Desu, 23 F.4th 224, 234 (3d Cir. 2022). We review the District Court’s factual findings
from a Franks hearing for clear error and its legal rulings de novo. United States v.
Brown, 631 F.3d 638, 642 (3d Cir. 2011).
At the first step, the District Court properly found that the use of “recognized,”
instead of “appeared to be,” in describing McCullion’s identification was not a false
statement. App. 72–73. Neither was the description of the photo-array identification
because the warrant affidavit accurately described the witnesses’ responses. Because the
District Court correctly determined that Passineau’s and Suggs’s arguments failed at the
first step of the suppression inquiry, we need not address the second.

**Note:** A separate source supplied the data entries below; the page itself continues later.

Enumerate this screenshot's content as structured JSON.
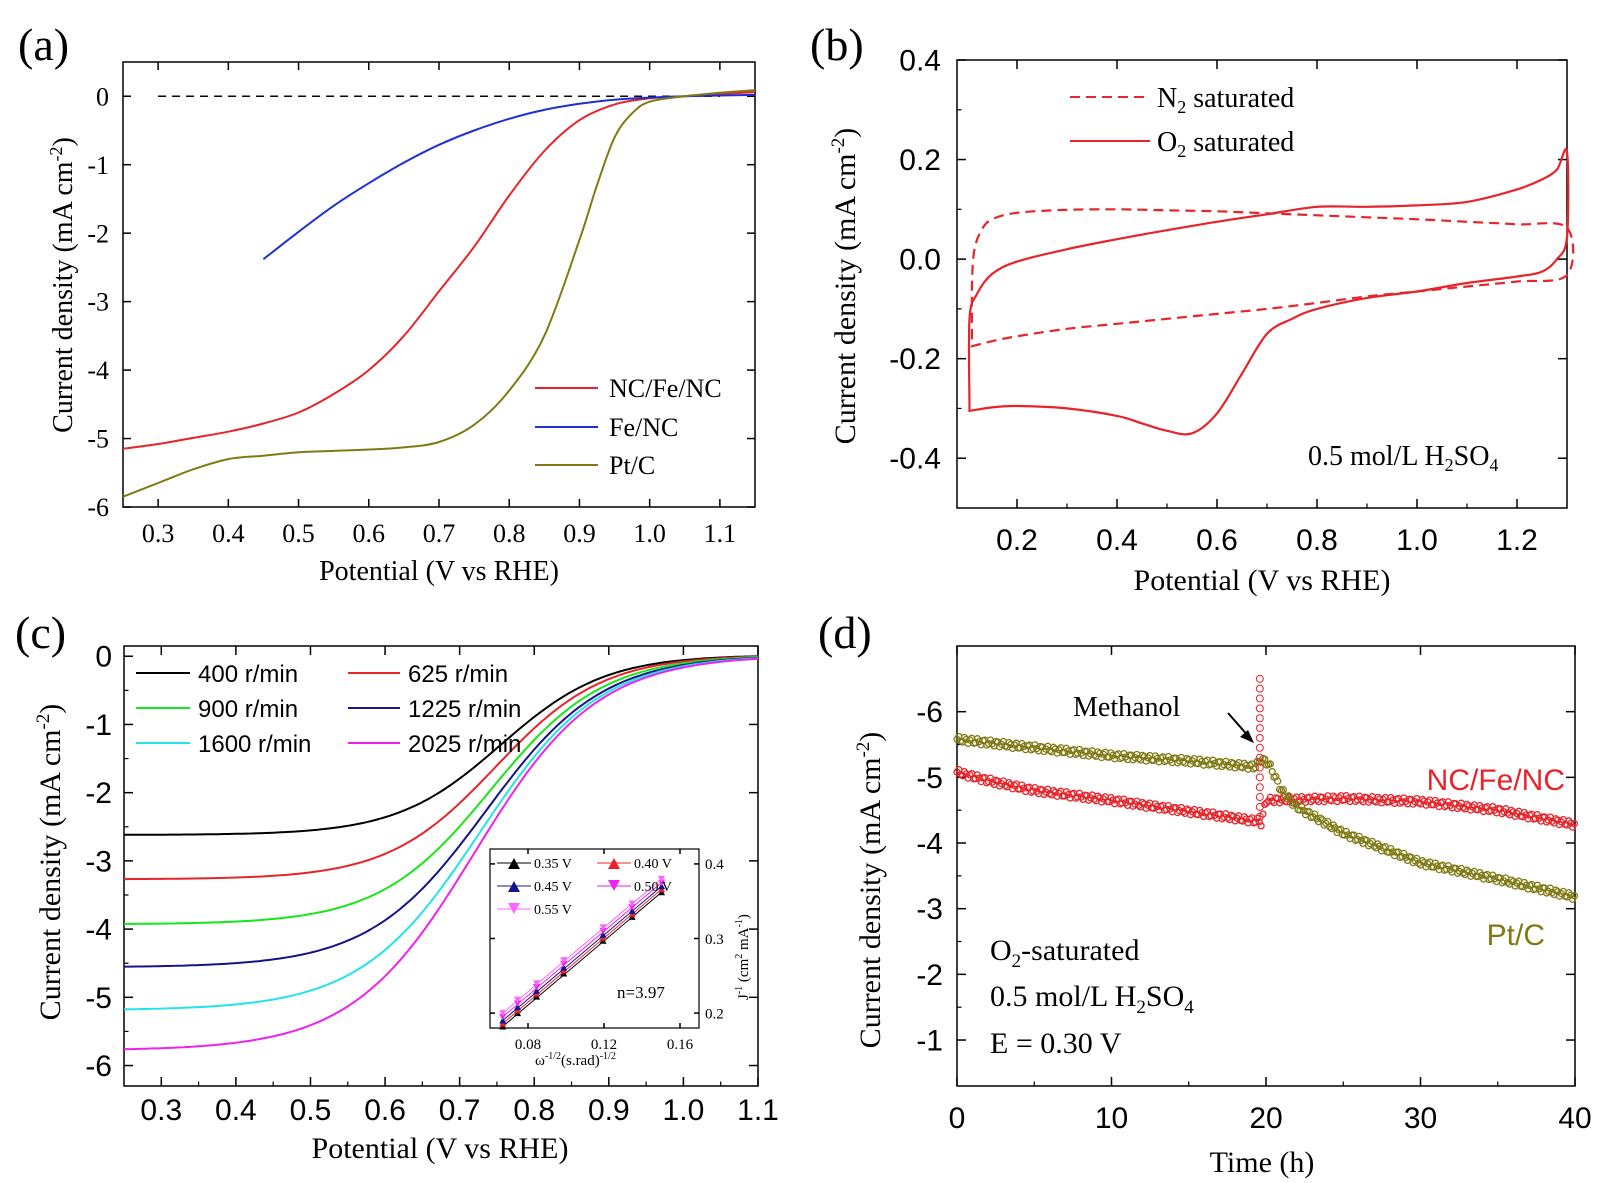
{
  "colors": {
    "ncfenc": "#e8232a",
    "fenc": "#1f2fd6",
    "ptc": "#7f7a14",
    "black": "#000000",
    "green": "#19e619",
    "navy": "#14148c",
    "cyan": "#22e3e8",
    "magenta": "#ee22ee",
    "red": "#e8232a",
    "pink": "#ff66ff"
  },
  "chart_data": [
    {
      "panel": "a",
      "panel_label": "(a)",
      "type": "line",
      "xlabel": "Potential (V vs RHE)",
      "ylabel": "Current density (mA cm",
      "ylabel_sup": "-2",
      "ylabel_close": ")",
      "xlim": [
        0.25,
        1.15
      ],
      "ylim": [
        -6,
        0.5
      ],
      "xticks": [
        0.3,
        0.4,
        0.5,
        0.6,
        0.7,
        0.8,
        0.9,
        1.0,
        1.1
      ],
      "xtick_labels": [
        "0.3",
        "0.4",
        "0.5",
        "0.6",
        "0.7",
        "0.8",
        "0.9",
        "1.0",
        "1.1"
      ],
      "yticks": [
        0,
        -1,
        -2,
        -3,
        -4,
        -5,
        -6
      ],
      "ytick_labels": [
        "0",
        "-1",
        "-2",
        "-3",
        "-4",
        "-5",
        "-6"
      ],
      "reference_line": {
        "y": 0,
        "x_range": [
          0.3,
          1.1
        ],
        "style": "dashed"
      },
      "legend_position": "bottom-right",
      "series": [
        {
          "name": "NC/Fe/NC",
          "color_key": "ncfenc",
          "x": [
            0.25,
            0.3,
            0.35,
            0.4,
            0.45,
            0.5,
            0.55,
            0.6,
            0.65,
            0.7,
            0.75,
            0.8,
            0.85,
            0.9,
            0.95,
            1.0,
            1.05,
            1.1,
            1.15
          ],
          "y": [
            -5.15,
            -5.08,
            -4.99,
            -4.9,
            -4.78,
            -4.62,
            -4.35,
            -4.0,
            -3.5,
            -2.85,
            -2.2,
            -1.45,
            -0.8,
            -0.35,
            -0.12,
            -0.03,
            0.0,
            0.03,
            0.06
          ]
        },
        {
          "name": "Fe/NC",
          "color_key": "fenc",
          "x": [
            0.45,
            0.5,
            0.55,
            0.6,
            0.65,
            0.7,
            0.75,
            0.8,
            0.85,
            0.9,
            0.95,
            1.0,
            1.05,
            1.1,
            1.15
          ],
          "y": [
            -2.38,
            -1.98,
            -1.6,
            -1.27,
            -0.97,
            -0.71,
            -0.5,
            -0.33,
            -0.2,
            -0.11,
            -0.05,
            -0.02,
            0.0,
            0.01,
            0.02
          ]
        },
        {
          "name": "Pt/C",
          "color_key": "ptc",
          "x": [
            0.25,
            0.3,
            0.35,
            0.4,
            0.45,
            0.5,
            0.55,
            0.6,
            0.65,
            0.7,
            0.75,
            0.8,
            0.85,
            0.9,
            0.925,
            0.95,
            0.975,
            1.0,
            1.05,
            1.1,
            1.15
          ],
          "y": [
            -5.85,
            -5.65,
            -5.45,
            -5.3,
            -5.25,
            -5.2,
            -5.18,
            -5.16,
            -5.13,
            -5.05,
            -4.8,
            -4.3,
            -3.5,
            -2.1,
            -1.3,
            -0.6,
            -0.25,
            -0.08,
            0.0,
            0.05,
            0.09
          ]
        }
      ]
    },
    {
      "panel": "b",
      "panel_label": "(b)",
      "type": "line",
      "xlabel": "Potential (V vs RHE)",
      "ylabel": "Current density (mA cm",
      "ylabel_sup": "-2",
      "ylabel_close": ")",
      "xlim": [
        0.08,
        1.3
      ],
      "ylim": [
        -0.5,
        0.4
      ],
      "xticks": [
        0.2,
        0.4,
        0.6,
        0.8,
        1.0,
        1.2
      ],
      "xtick_labels": [
        "0.2",
        "0.4",
        "0.6",
        "0.8",
        "1.0",
        "1.2"
      ],
      "yticks": [
        0.4,
        0.2,
        0.0,
        -0.2,
        -0.4
      ],
      "ytick_labels": [
        "0.4",
        "0.2",
        "0.0",
        "-0.2",
        "-0.4"
      ],
      "legend_position": "top-left",
      "annotation": {
        "text": "0.5 mol/L H",
        "sub1": "2",
        "mid": "SO",
        "sub2": "4"
      },
      "series": [
        {
          "name": "N",
          "name_sub": "2",
          "name_rest": " saturated",
          "style": "dashed",
          "color_key": "red",
          "x": [
            0.11,
            0.11,
            0.115,
            0.13,
            0.15,
            0.2,
            0.3,
            0.4,
            0.5,
            0.6,
            0.7,
            0.8,
            0.9,
            1.0,
            1.1,
            1.2,
            1.3,
            1.3,
            1.2,
            1.1,
            1.0,
            0.9,
            0.8,
            0.7,
            0.6,
            0.5,
            0.4,
            0.3,
            0.2,
            0.15,
            0.11
          ],
          "y": [
            -0.16,
            -0.05,
            0.02,
            0.06,
            0.08,
            0.093,
            0.099,
            0.1,
            0.098,
            0.096,
            0.092,
            0.088,
            0.084,
            0.08,
            0.075,
            0.07,
            0.063,
            -0.032,
            -0.045,
            -0.055,
            -0.065,
            -0.075,
            -0.088,
            -0.1,
            -0.11,
            -0.12,
            -0.13,
            -0.14,
            -0.155,
            -0.165,
            -0.175
          ]
        },
        {
          "name": "O",
          "name_sub": "2",
          "name_rest": " saturated",
          "style": "solid",
          "color_key": "red",
          "x": [
            0.105,
            0.105,
            0.12,
            0.15,
            0.2,
            0.3,
            0.4,
            0.5,
            0.6,
            0.7,
            0.8,
            0.9,
            1.0,
            1.1,
            1.2,
            1.25,
            1.28,
            1.3,
            1.3,
            1.28,
            1.25,
            1.2,
            1.1,
            1.0,
            0.9,
            0.8,
            0.75,
            0.7,
            0.65,
            0.6,
            0.55,
            0.5,
            0.45,
            0.4,
            0.3,
            0.2,
            0.15,
            0.105
          ],
          "y": [
            -0.3,
            -0.12,
            -0.07,
            -0.03,
            -0.005,
            0.02,
            0.04,
            0.058,
            0.075,
            0.09,
            0.105,
            0.105,
            0.108,
            0.115,
            0.14,
            0.16,
            0.18,
            0.215,
            0.045,
            0.0,
            -0.025,
            -0.035,
            -0.048,
            -0.065,
            -0.078,
            -0.1,
            -0.12,
            -0.15,
            -0.23,
            -0.31,
            -0.35,
            -0.345,
            -0.33,
            -0.315,
            -0.3,
            -0.295,
            -0.298,
            -0.305
          ]
        }
      ]
    },
    {
      "panel": "c",
      "panel_label": "(c)",
      "type": "line",
      "xlabel": "Potential (V vs RHE)",
      "ylabel": "Current density (mA cm",
      "ylabel_sup": "-2",
      "ylabel_close": ")",
      "xlim": [
        0.25,
        1.1
      ],
      "ylim": [
        -6.3,
        0.15
      ],
      "xticks": [
        0.3,
        0.4,
        0.5,
        0.6,
        0.7,
        0.8,
        0.9,
        1.0,
        1.1
      ],
      "xtick_labels": [
        "0.3",
        "0.4",
        "0.5",
        "0.6",
        "0.7",
        "0.8",
        "0.9",
        "1.0",
        "1.1"
      ],
      "yticks": [
        0,
        -1,
        -2,
        -3,
        -4,
        -5,
        -6
      ],
      "ytick_labels": [
        "0",
        "-1",
        "-2",
        "-3",
        "-4",
        "-5",
        "-6"
      ],
      "legend_position": "top-left",
      "series": [
        {
          "name": "400 r/min",
          "color_key": "black",
          "limit": -2.62,
          "half": 0.755,
          "width": 0.07
        },
        {
          "name": "625 r/min",
          "color_key": "red",
          "limit": -3.27,
          "half": 0.748,
          "width": 0.072
        },
        {
          "name": "900 r/min",
          "color_key": "green",
          "limit": -3.93,
          "half": 0.742,
          "width": 0.075
        },
        {
          "name": "1225 r/min",
          "color_key": "navy",
          "limit": -4.56,
          "half": 0.735,
          "width": 0.078
        },
        {
          "name": "1600 r/min",
          "color_key": "cyan",
          "limit": -5.19,
          "half": 0.727,
          "width": 0.08
        },
        {
          "name": "2025 r/min",
          "color_key": "magenta",
          "limit": -5.78,
          "half": 0.72,
          "width": 0.082
        }
      ],
      "inset": {
        "type": "line",
        "xlabel": "ω",
        "xlabel_sup": "-1/2",
        "xlabel_mid": "(s.rad)",
        "xlabel_sup2": "-1/2",
        "ylabel": "J",
        "ylabel_sup": "-1",
        "ylabel_mid": " (cm",
        "ylabel_sup2": "2",
        "ylabel_mid2": " mA",
        "ylabel_sup3": "-1",
        "ylabel_close": ")",
        "xlim": [
          0.06,
          0.17
        ],
        "ylim": [
          0.18,
          0.42
        ],
        "xticks": [
          0.08,
          0.12,
          0.16
        ],
        "xtick_labels": [
          "0.08",
          "0.12",
          "0.16"
        ],
        "yticks": [
          0.2,
          0.3,
          0.4
        ],
        "ytick_labels": [
          "0.2",
          "0.3",
          "0.4"
        ],
        "annotation": "n=3.97",
        "x": [
          0.0667,
          0.0745,
          0.0845,
          0.0988,
          0.1195,
          0.1348,
          0.1503
        ],
        "series": [
          {
            "name": "0.35 V",
            "color_key": "black",
            "marker": "up",
            "y": [
              0.182,
              0.2,
              0.222,
              0.253,
              0.297,
              0.329,
              0.362
            ]
          },
          {
            "name": "0.40 V",
            "color_key": "red",
            "marker": "up",
            "y": [
              0.186,
              0.204,
              0.226,
              0.257,
              0.301,
              0.333,
              0.366
            ]
          },
          {
            "name": "0.45 V",
            "color_key": "navy",
            "marker": "up",
            "y": [
              0.19,
              0.208,
              0.23,
              0.261,
              0.305,
              0.337,
              0.37
            ]
          },
          {
            "name": "0.50 V",
            "color_key": "magenta",
            "marker": "down",
            "y": [
              0.195,
              0.213,
              0.235,
              0.266,
              0.31,
              0.342,
              0.375
            ]
          },
          {
            "name": "0.55 V",
            "color_key": "pink",
            "marker": "down",
            "y": [
              0.2,
              0.218,
              0.24,
              0.271,
              0.315,
              0.347,
              0.38
            ]
          }
        ]
      }
    },
    {
      "panel": "d",
      "panel_label": "(d)",
      "type": "scatter",
      "xlabel": "Time (h)",
      "ylabel": "Current density (mA cm",
      "ylabel_sup": "-2",
      "ylabel_close": ")",
      "xlim": [
        0,
        40
      ],
      "ylim": [
        -7,
        -0.3
      ],
      "y_axis_reversed": true,
      "xticks": [
        0,
        10,
        20,
        30,
        40
      ],
      "xtick_labels": [
        "0",
        "10",
        "20",
        "30",
        "40"
      ],
      "yticks": [
        -6,
        -5,
        -4,
        -3,
        -2,
        -1
      ],
      "ytick_labels": [
        "-6",
        "-5",
        "-4",
        "-3",
        "-2",
        "-1"
      ],
      "conditions": [
        {
          "pre": "O",
          "sub": "2",
          "post": "-saturated"
        },
        {
          "pre": "0.5 mol/L H",
          "sub": "2",
          "post": "SO",
          "sub2": "4"
        },
        {
          "pre": "E = 0.30 V"
        }
      ],
      "annotation": {
        "text": "Methanol",
        "x": 19.7,
        "y": -5.35
      },
      "series": [
        {
          "name": "NC/Fe/NC",
          "color_key": "ncfenc",
          "x": [
            0,
            2,
            5,
            10,
            15,
            19.5,
            19.7,
            20,
            25,
            30,
            35,
            40
          ],
          "y": [
            -5.08,
            -4.95,
            -4.8,
            -4.65,
            -4.48,
            -4.33,
            -4.3,
            -4.65,
            -4.68,
            -4.63,
            -4.5,
            -4.28
          ]
        },
        {
          "name": "Pt/C",
          "color_key": "ptc",
          "x": [
            0,
            5,
            10,
            15,
            19.3,
            19.7,
            20.2,
            21,
            22,
            25,
            30,
            35,
            40
          ],
          "y": [
            -5.58,
            -5.45,
            -5.33,
            -5.25,
            -5.16,
            -5.28,
            -5.2,
            -4.8,
            -4.55,
            -4.15,
            -3.7,
            -3.45,
            -3.18
          ]
        },
        {
          "name": "methanol spike",
          "color_key": "ncfenc",
          "x": [
            19.6,
            19.6,
            19.6,
            19.6,
            19.6,
            19.6,
            19.6,
            19.6,
            19.6,
            19.6,
            19.6,
            19.6,
            19.6,
            19.6,
            19.6
          ],
          "y": [
            -6.5,
            -6.35,
            -6.2,
            -6.05,
            -5.9,
            -5.75,
            -5.6,
            -5.45,
            -5.3,
            -5.15,
            -5.0,
            -4.85,
            -4.7,
            -4.55,
            -4.4
          ]
        }
      ]
    }
  ]
}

We next review the admission of internet searches and text messages from Suggs’s
cellphone. The District Court admitted some of them as intrinsic evidence, which is
evidence that “directly proves the charged offense” or shows “uncharged acts performed
7 contemporaneously with the charged crime … [that] facilitate the commission of the
charged crime.” Green, 617 F.3d at 248–49 (internal quotation marks and citations
omitted). The District Court admitted additional messages as extrinsic character evidence
to show motive and opportunity. See FRE 404(b); Green, 617 F.3d at 245. It excluded
internet searches from unknown dates under FRE 404(b)(2) because they “merely
show[ed]” a “predisposition to commit criminal acts.” App. 51.
Passineau and Suggs contend that the searches and messages are irrelevant,
prejudicial, and impermissible character evidence. That decision we review for abuse of
discretion. United States v. Serafini, 233 F.3d 758, 768 n.14 (3d Cir. 2000).
We agree with the District Court that internet searches in the weeks before the
robberies concerning pharmacies in Philadelphia, face masks, and vests directly prove the
charged offenses, making them intrinsic evidence. The same goes for texts exchanged on
the days of the robberies. We also agree that the following are admissible under FRE
404(b)(2):
• messages in the days following the robberies to show motive; and • messages and internet searches concerning guns a month after the Castor Pharmacy robbery and a month before the Smith Pharmacy robbery to show opportunity to possess a firearm. The District Court did not abuse its discretion in reaching these well-supported
conclusions.
VI.
Based on the photo arrays, DNA evidence, and cell-site information, Passineau
argues that the evidence failed to establish that he participated in the Smith Pharmacy
8 robbery. Similarly, both defendants contend that the evidence was insufficient to support
the gun convictions because it did not establish that the gun used in the Castor Pharmacy
robbery was a real gun. We review the jury’s verdict under a “highly deferential”
standard, affirming unless it “fall[s] below the threshold of bare rationality.” United
States v. Caraballo-Rodriguez, 726 F.3d 418, 430–31 (3d Cir. 2013) (en banc) (internal
quotation marks and citations omitted). We affirm for the reasons outlined in the District
Court’s thorough opinion denying Passineau’s and Suggs’s motions for judgments of
acquittal as well as Passineau’s motion for a new trial.
* * * *
We agree with the District Court’s denial of Passineau’s and Suggs’s pretrial
evidentiary motions and motion to sever the counts related to each robbery, partial grant
of the Government’s pretrial evidentiary motion, and denial of Passineau’s and Suggs’s
posttrial motions. We therefore affirm their judgments of conviction.